Spectrum’s innovative approach

Prison | Hill Dickinson

Food and fluid refusal in prison settings – Spectrum’s innovative approach

In our article Food and Fluid Refusal in Prison Settings we explored some of the challenges posed by patients refusing food and/or fluid in a prison setting.

Exploring the individual’s motivation and mental capacity may or may not provide a legal route to provide treatment in the absence of the patient’s consent.  

Although there is a presumption of capacity in the law, it is particularly important to establish whether or not the patient has capacity to make a decision to refuse food or fluid. If they have an inability to make a decision that is due to an impairment or disturbance in the functioning of their mind or brain, then there is a requirement to act in the patient’s best interests. This may include provision of artificial nutrition and hydration which would require transfer to outside hospital. There should also be consideration of whether the Mental Health Act applies.

Sometimes, these considerations are missed due to misconceptions about the reasons for food and fluid refusal, or confusion about whether or not it is a healthcare issue.

As lawyers called upon to support prison healthcare providers in some of these tricky cases, we have been impressed by the approach taken by Spectrum Community Healthcare CIC, and its development of the Food Refusal Toolkit. I spoke to Donna Phillips, former head of safeguarding at Spectrum, to find out more.

How was the toolkit developed?

The toolkit came into being following our success at winning a bid for NHS England funding in October 2021 to complete a safeguarding project within the prison estates.

The initial aim was to complete a quality improvement exercise, to seek out ways to improve patient safety and staff awareness of managing complex cases of food refusal in prisons, in particular when the patient may not have the capacity to make these decisions. 

Interviews were completed with staff across two secure sites in the North East and from the interviews a number of themes emerged. Staff felt that there was a lack in confidence managing some cases and that further support was needed for them when working with patients refusing food. The idea of the toolkit emerged from these interviews and was formulated based on staff feedback in terms of what they wanted, as well as clinical and legal guidance.

How would you describe the toolkit?

The toolkit is a pocket-sized set of joined flashcards containing information and guidance for staff on a number of topics relating to working with patients on food refusal. Each section is colour coded for ease of use.

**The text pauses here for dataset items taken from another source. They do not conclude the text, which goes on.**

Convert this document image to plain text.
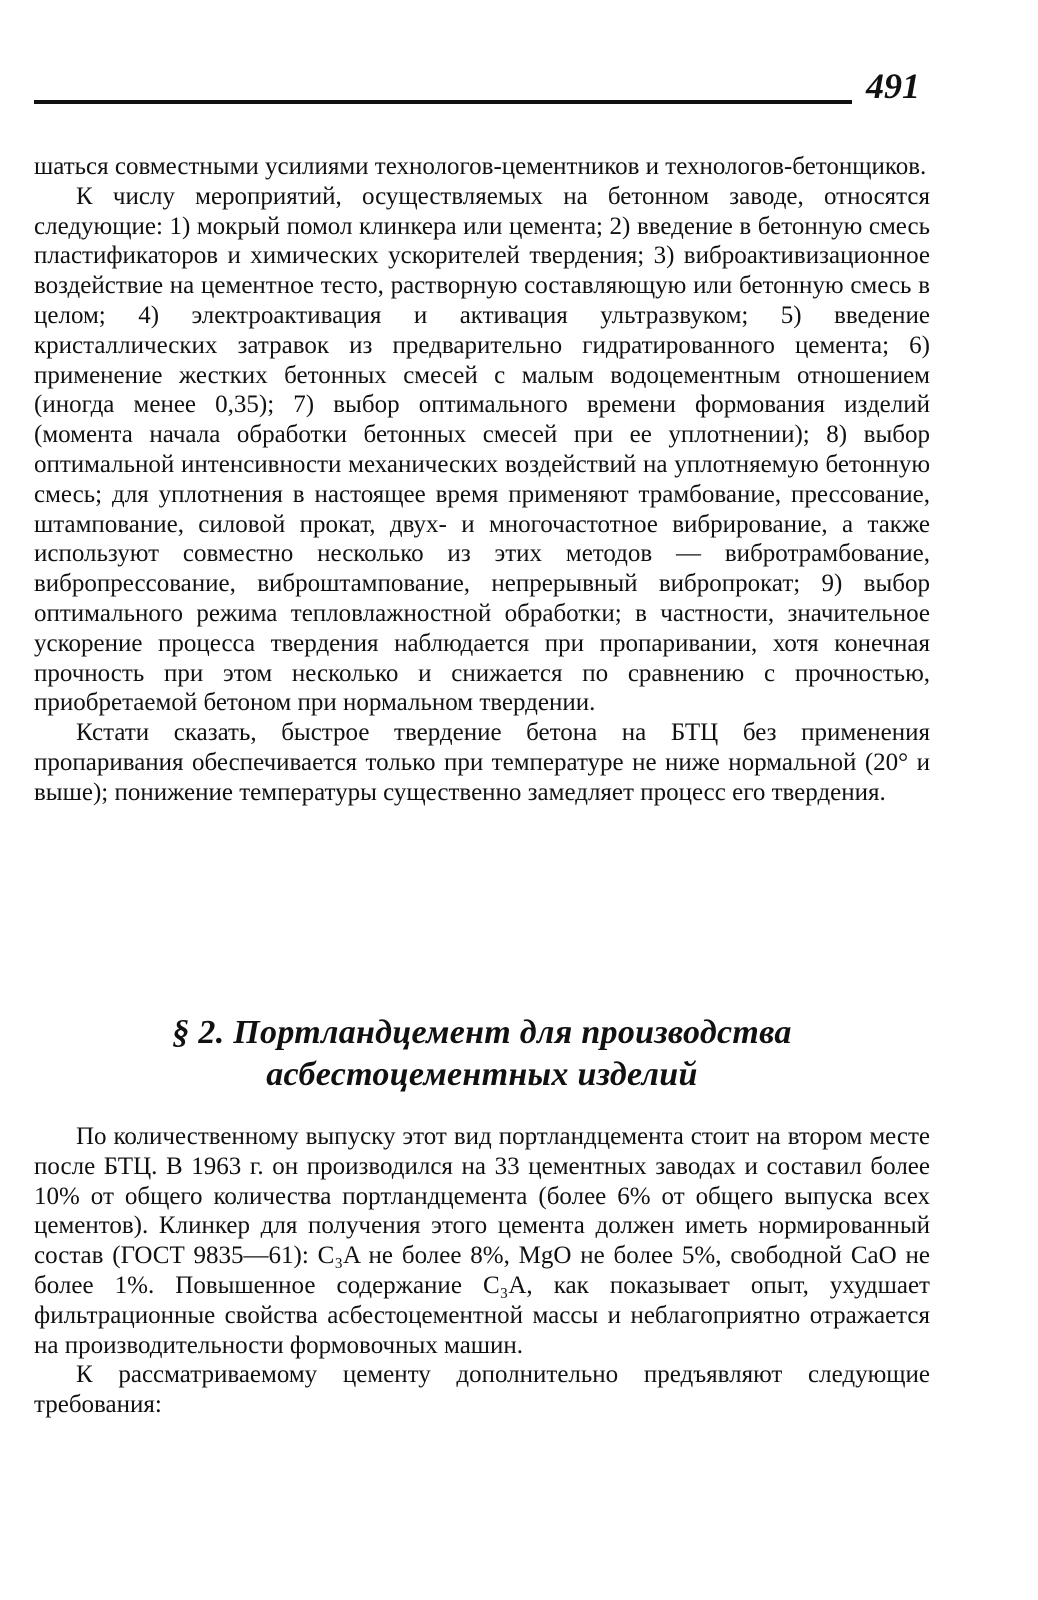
491

шаться совместными усилиями технологов-цементников и технологов-бетонщиков.

К числу мероприятий, осуществляемых на бетонном заводе, относятся следующие: 1) мокрый помол клинкера или цемента; 2) введение в бетонную смесь пластификаторов и химических ускорителей твердения; 3) виброактивизационное воздействие на цементное тесто, растворную составляющую или бетонную смесь в целом; 4) электроактивация и активация ультразвуком; 5) введение кристаллических затравок из предварительно гидратированного цемента; 6) применение жестких бетонных смесей с малым водоцементным отношением (иногда менее 0,35); 7) выбор оптимального времени формования изделий (момента начала обработки бетонных смесей при ее уплотнении); 8) выбор оптимальной интенсивности механических воздействий на уплотняемую бетонную смесь; для уплотнения в настоящее время применяют трамбование, прессование, штампование, силовой прокат, двух- и многочастотное вибрирование, а также используют совместно несколько из этих методов — вибротрамбование, вибропрессование, виброштампование, непрерывный вибропрокат; 9) выбор оптимального режима тепловлажностной обработки; в частности, значительное ускорение процесса твердения наблюдается при пропаривании, хотя конечная прочность при этом несколько и снижается по сравнению с прочностью, приобретаемой бетоном при нормальном твердении.

Кстати сказать, быстрое твердение бетона на БТЦ без применения пропаривания обеспечивается только при температуре не ниже нормальной (20° и выше); понижение температуры существенно замедляет процесс его твердения.

§ 2. Портландцемент для производства
асбестоцементных изделий

По количественному выпуску этот вид портландцемента стоит на втором месте после БТЦ. В 1963 г. он производился на 33 цементных заводах и составил более 10% от общего количества портландцемента (более 6% от общего выпуска всех цементов). Клинкер для получения этого цемента должен иметь нормированный состав (ГОСТ 9835—61): C₃A не более 8%, MgO не более 5%, свободной CaO не более 1%. Повышенное содержание C₃A, как показывает опыт, ухудшает фильтрационные свойства асбестоцементной массы и неблагоприятно отражается на производительности формовочных машин.

К рассматриваемому цементу дополнительно предъявляют следующие требования:
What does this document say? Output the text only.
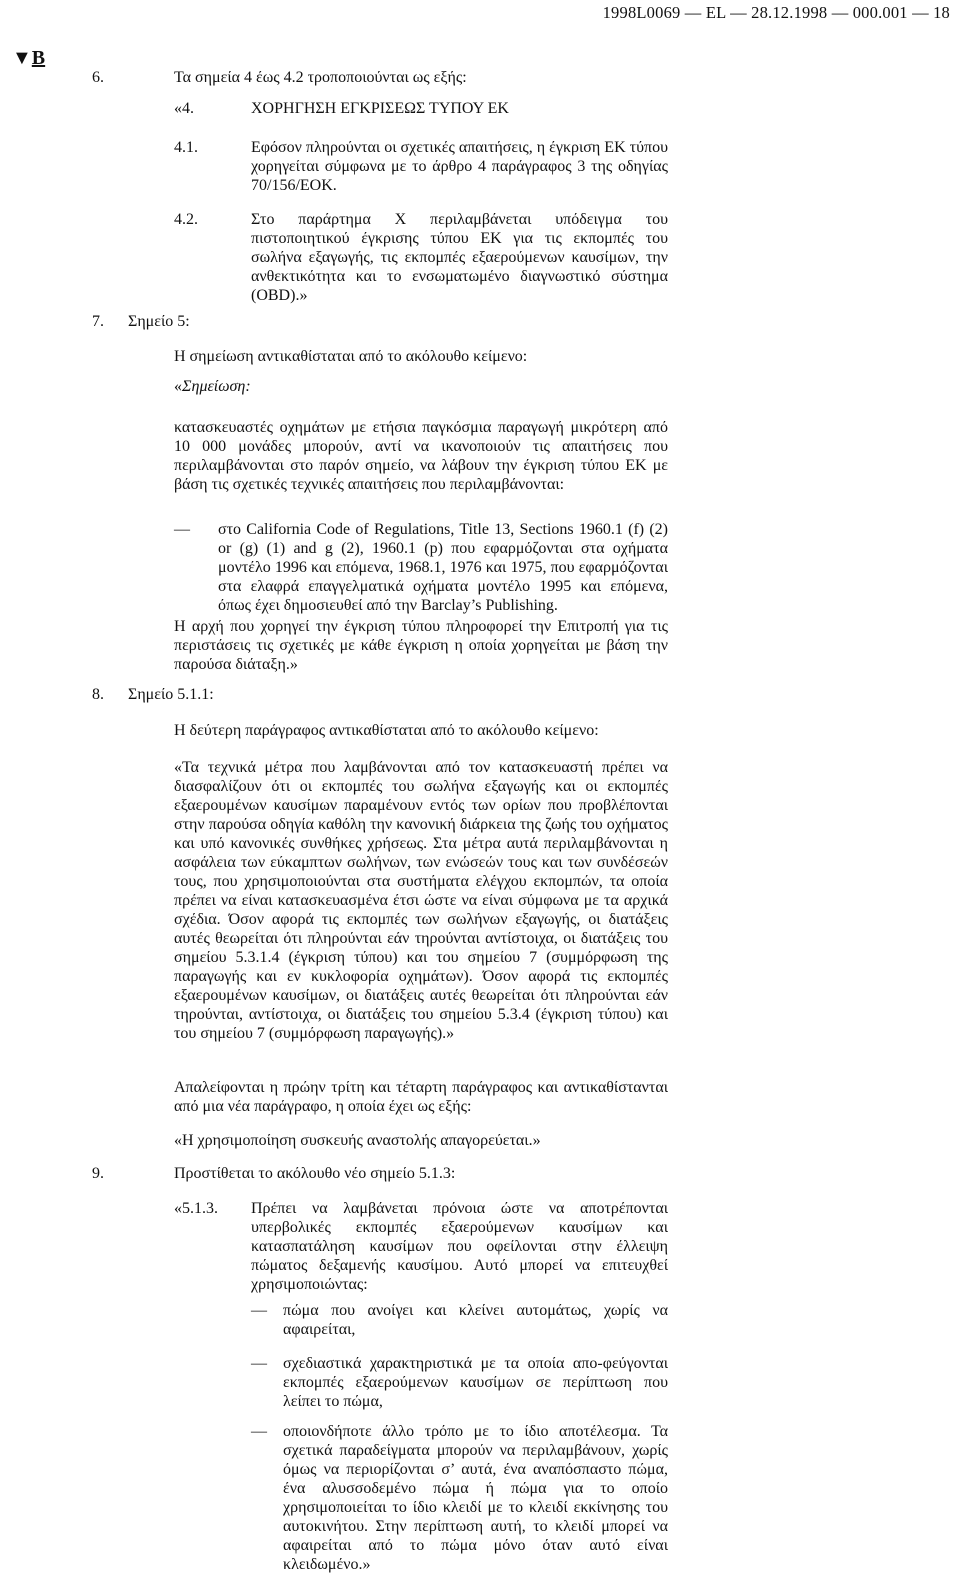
1998L0069 — EL — 28.12.1998 — 000.001 — 18
▼B
6.	Τα σημεία 4 έως 4.2 τροποποιούνται ως εξής:
«4.	ΧΟΡΗΓΗΣΗ ΕΓΚΡΙΣΕΩΣ ΤΥΠΟΥ ΕΚ
4.1.	Εφόσον πληρούνται οι σχετικές απαιτήσεις, η έγκριση ΕΚ τύπου χορηγείται σύμφωνα με το άρθρο 4 παράγραφος 3 της οδηγίας 70/156/ΕΟΚ.

4.2.	Στο παράρτημα X περιλαμβάνεται υπόδειγμα του πιστοποιητικού έγκρισης τύπου ΕΚ για τις εκπομπές του σωλήνα εξαγωγής, τις εκπομπές εξαερούμενων καυσίμων, την ανθεκτικότητα και το ενσωματωμένο διαγνωστικό σύστημα (OBD).»

7. Σημείο 5:

Η σημείωση αντικαθίσταται από το ακόλουθο κείμενο:

«Σημείωση:

κατασκευαστές οχημάτων με ετήσια παγκόσμια παραγωγή μικρότερη από 10 000 μονάδες μπορούν, αντί να ικανοποιούν τις απαιτήσεις που περιλαμβάνονται στο παρόν σημείο, να λάβουν την έγκριση τύπου ΕΚ με βάση τις σχετικές τεχνικές απαιτήσεις που περιλαμβάνονται:

— στο California Code of Regulations, Title 13, Sections 1960.1 (f) (2) or (g) (1) and g (2), 1960.1 (p) που εφαρμόζονται στα οχήματα μοντέλο 1996 και επόμενα, 1968.1, 1976 και 1975, που εφαρμόζονται στα ελαφρά επαγγελματικά οχήματα μοντέλο 1995 και επόμενα, όπως έχει δημοσιευθεί από την Barclay’s Publishing.

Η αρχή που χορηγεί την έγκριση τύπου πληροφορεί την Επιτροπή για τις περιστάσεις τις σχετικές με κάθε έγκριση η οποία χορηγείται με βάση την παρούσα διάταξη.»

8. Σημείο 5.1.1:

Η δεύτερη παράγραφος αντικαθίσταται από το ακόλουθο κείμενο:

«Τα τεχνικά μέτρα που λαμβάνονται από τον κατασκευαστή πρέπει να διασφαλίζουν ότι οι εκπομπές του σωλήνα εξαγωγής και οι εκπομπές εξαερουμένων καυσίμων παραμένουν εντός των ορίων που προβλέπονται στην παρούσα οδηγία καθόλη την κανονική διάρκεια της ζωής του οχήματος και υπό κανονικές συνθήκες χρήσεως. Στα μέτρα αυτά περιλαμβάνονται η ασφάλεια των εύκαμπτων σωλήνων, των ενώσεών τους και των συνδέσεών τους, που χρησιμοποιούνται στα συστήματα ελέγχου εκπομπών, τα οποία πρέπει να είναι κατασκευασμένα έτσι ώστε να είναι σύμφωνα με τα αρχικά σχέδια. Όσον αφορά τις εκπομπές των σωλήνων εξαγωγής, οι διατάξεις αυτές θεωρείται ότι πληρούνται εάν τηρούνται αντίστοιχα, οι διατάξεις του σημείου 5.3.1.4 (έγκριση τύπου) και του σημείου 7 (συμμόρφωση της παραγωγής και εν κυκλοφορία οχημάτων). Όσον αφορά τις εκπομπές εξαερουμένων καυσίμων, οι διατάξεις αυτές θεωρείται ότι πληρούνται εάν τηρούνται, αντίστοιχα, οι διατάξεις του σημείου 5.3.4 (έγκριση τύπου) και του σημείου 7 (συμμόρφωση παραγωγής).»

Απαλείφονται η πρώην τρίτη και τέταρτη παράγραφος και αντικαθίστανται από μια νέα παράγραφο, η οποία έχει ως εξής:

«Η χρησιμοποίηση συσκευής αναστολής απαγορεύεται.»

9.	Προστίθεται το ακόλουθο νέο σημείο 5.1.3:
«5.1.3. Πρέπει να λαμβάνεται πρόνοια ώστε να αποτρέπονται υπερβολικές εκπομπές εξαερούμενων καυσίμων και κατασπατάληση καυσίμων που οφείλονται στην έλλειψη πώματος δεξαμενής καυσίμου. Αυτό μπορεί να επιτευχθεί χρησιμοποιώντας:

— πώμα που ανοίγει και κλείνει αυτομάτως, χωρίς να αφαιρείται,

— σχεδιαστικά χαρακτηριστικά με τα οποία απο-φεύγονται εκπομπές εξαερούμενων καυσίμων σε περίπτωση που λείπει το πώμα,

— οποιονδήποτε άλλο τρόπο με το ίδιο αποτέλεσμα. Τα σχετικά παραδείγματα μπορούν να περιλαμβάνουν, χωρίς όμως να περιορίζονται σ’ αυτά, ένα αναπόσπαστο πώμα, ένα αλυσσοδεμένο πώμα ή πώμα για το οποίο χρησιμοποιείται το ίδιο κλειδί με το κλειδί εκκίνησης του αυτοκινήτου. Στην περίπτωση αυτή, το κλειδί μπορεί να αφαιρείται από το πώμα μόνο όταν αυτό είναι κλειδωμένο.»
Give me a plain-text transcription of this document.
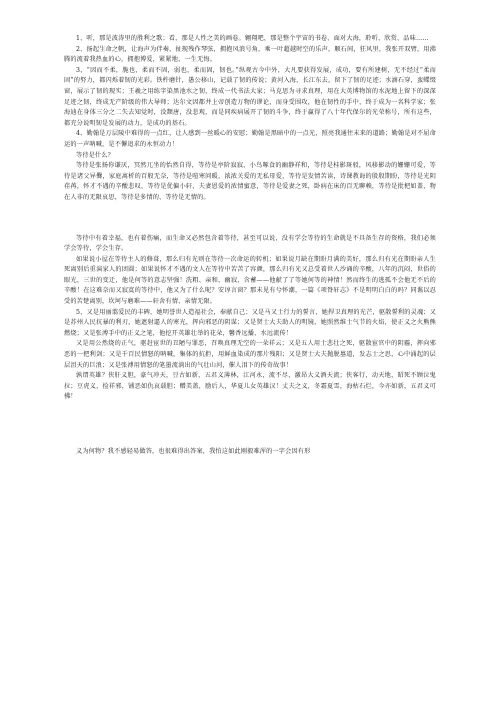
1、听，那是波涛里的胜利之歌；看，那是人性之美的画卷。翱翔吧，那是整个宇宙的书卷、面对大海，聆听、欣赏、品味……

2、扬起生命之帆，让海声为伴奏，扯现残作琴弦，拥抱风浪号角，乘一叶超越时空的乐声，顺石间，狂风里，我张开双臂，用沸腾的流着我热血的心，拥抱博爱，紧紧地，一生无悔。

3、“因而不柔，脆也，柔而不固，弱也，柔而固，韧也。”纵观古今中外，大凡要获得发展，成功，要有所建树，无不经过“柔而固”的努力，都闪烁着韧的光彩。铁杵磨针，愚公移山，记载了韧的传说；黄河入海，长江东去，留下了韧的足迹；水滴石穿，蛮蝶缀窗，展示了韧的现实；王羲之用练字染黑池水之韧，终成一代书法大家；马克思为寻求真理，用在大英博物馆的水泥地上留下的深深足迹之韧，终成无产阶级的伟大导师；达尔文因都井上帝创造万物的谬论，而身受围攻，他在韧性的手中，终于成为一名科学家；张海迪在身体三分之二失去知觉时，没颓唐，没悲观，而是同疾病展开了韧的斗争，终于赢得了八十年代保尔的光荣称号，所有这些，都充分说明韧是发展的动力，是成功的基石。

4、勤翰是万层陵中难得的一点红，让人感到一丝暖心的安慰；勤翰是黑暗中的一点光，照亮我通往未来的道路；勤翰是对不屈命运的一声呐喊，是不懈追求的永恒动力！

等待是什么？

等待是张扬你谦厌，冥然兀坐的怡然自得，等待是亭阶寂寂，小鸟啄食的幽静祥和，等待是桂影斑驳，风移影动的姗姗可爱，等待是诸父异爨，家庭离析的百般无奈，等待是喧寒问暖，浓浓关爱的无私母爱，等待是发情苦读，诗课教诲的殷殷期盼，等待是光阴荏苒，怀才不遇的辛酸悲叹，等待是优偏小轩，夫妻恩爱的浓情蜜意，等待是爱妻之死，卧病在床的百无聊赖，等待是批杷如盖，物在人非的无限哀思，等待是多情的、等待是无情的。

等待中有着幸福，也有着伤痛，而生命又必然包含着等待，甚至可以说，没有学会等待的生命就是不具备生存的资格，我们必须学会等待，学会生存。

如果说小屋在等待主人的修葺，那么归有光则在等待一次命运的转机；如果说月缺在期盼月满的美好，那么归有光在期盼亲人生死离别后重演家人的团圆；如果说怀才不遇的文人在等待中苦苦了容颜，那么归有光又总受着世人沙诵的辛酸，八年的沉闷，世俗的眼光，三世的变迁，他是何等的意志坚强！洗粗、亲和、幽寂、含蓄——他献了了等她何等的神情！然而终生的逃孤不会他无不后的辛酸！在这难奈而又寂寞的等待中，他又为了什么呢？安谆言窗？那未见有兮怀潮，一篇《项脊轩志》不是明明白白的吗？同谯以忍受的苦楚离别，坎坷与磨难——轩舍有情、亲情无限。

5、又是用丽翦爱民的丰碑，她明誉世人造福社会，奉献自己；又是马又士行力的誓言，她捍卫真理的光芒，驱散誓利的灵魂；又是苏州人民抗暴的利刃，她遮射逼人的寒光，挥向邪恶的阴谋；又是贤士大夫助人的明镜，她照然维士气节的火焰，使正义之火熊熊燃烧；又是张溥手中的正义之笔，他挖开英雄壮举的花朵，馨香远播，水远流传！

又是用公然烧的正气，驱赶宦世的丑陋与罪恶，召唤真理无空的一朵祥云；又是五人用士悲壮之死，驱散宦官中的阴霾，挥向邪恶的一把利剑；又是千百民情怒的呐喊，集体的抗拒，用鲜血染成的那片残阳；又是贤士大夫抛脱墓道，发志士之思，心中涌起的层层沮天的巨浪；又是张溥用情怒的笔墨流淌出的气壮山河，催人泪下的传奇故事！

孰谓英雄？侠肝义胆，豪气冲天，豆古如新，五君义薄林，江河永，流不尽，激昂大义酒天流；侠客行，动天地，昭死不顾泣鬼拉；豆虎义，捡祥邪，铺恶如仇哀载胆；赠美盖，励后人，华夏儿女英雄汉！丈夫之义，冬霜夏雪，海枯石烂，今亦如新，五君义可拂！

义为何物？我不感轻易做答，也很难得出答案，我怕这如此刚毅难浑的一字会因有形
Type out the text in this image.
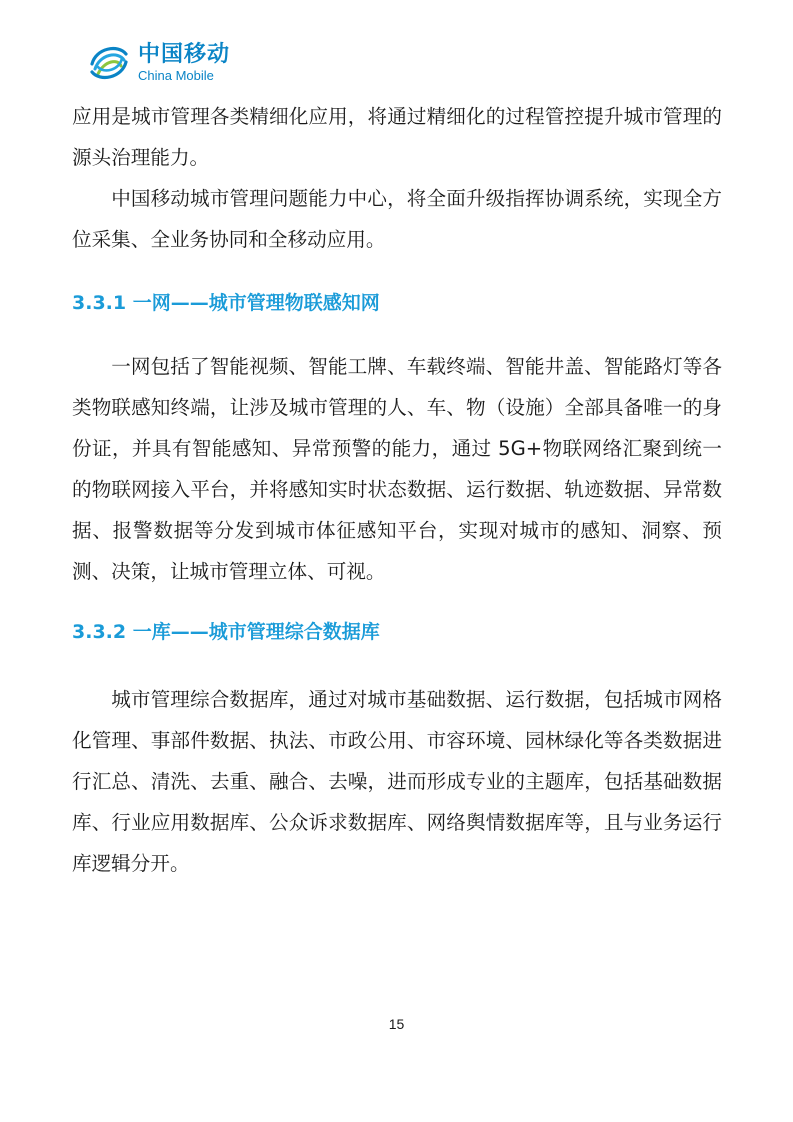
中国移动
China Mobile

应用是城市管理各类精细化应用，将通过精细化的过程管控提升城市管理的源头治理能力。

中国移动城市管理问题能力中心，将全面升级指挥协调系统，实现全方位采集、全业务协同和全移动应用。

3.3.1 一网——城市管理物联感知网

一网包括了智能视频、智能工牌、车载终端、智能井盖、智能路灯等各类物联感知终端，让涉及城市管理的人、车、物（设施）全部具备唯一的身份证，并具有智能感知、异常预警的能力，通过 5G+物联网络汇聚到统一的物联网接入平台，并将感知实时状态数据、运行数据、轨迹数据、异常数据、报警数据等分发到城市体征感知平台，实现对城市的感知、洞察、预测、决策，让城市管理立体、可视。

3.3.2 一库——城市管理综合数据库

城市管理综合数据库，通过对城市基础数据、运行数据，包括城市网格化管理、事部件数据、执法、市政公用、市容环境、园林绿化等各类数据进行汇总、清洗、去重、融合、去噪，进而形成专业的主题库，包括基础数据库、行业应用数据库、公众诉求数据库、网络舆情数据库等，且与业务运行库逻辑分开。

15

Sections include:

  • A general definition and description of food refusal, including the risk to patients; key aspects of adult safeguarding and ‘Making Safeguarding Personal.’
  • Guidance on completing a full assessment, including consideration of communication needs.
  • Issues relating to mental capacity, for example, the possible impact of mental health issues, and guidance on making Best Interests Decisions. 
  • Physical observations.
  • Roles, responsibilities and escalation, including dealing with challenge.
  • Process flow charts and further resources.

All our staff in secure estates have a copy of the toolkit; partners have also been provided with some copies (prison service and mental health teams, for example). We have also developed an interactive PDF version which has been shared widely with internal and external partners. 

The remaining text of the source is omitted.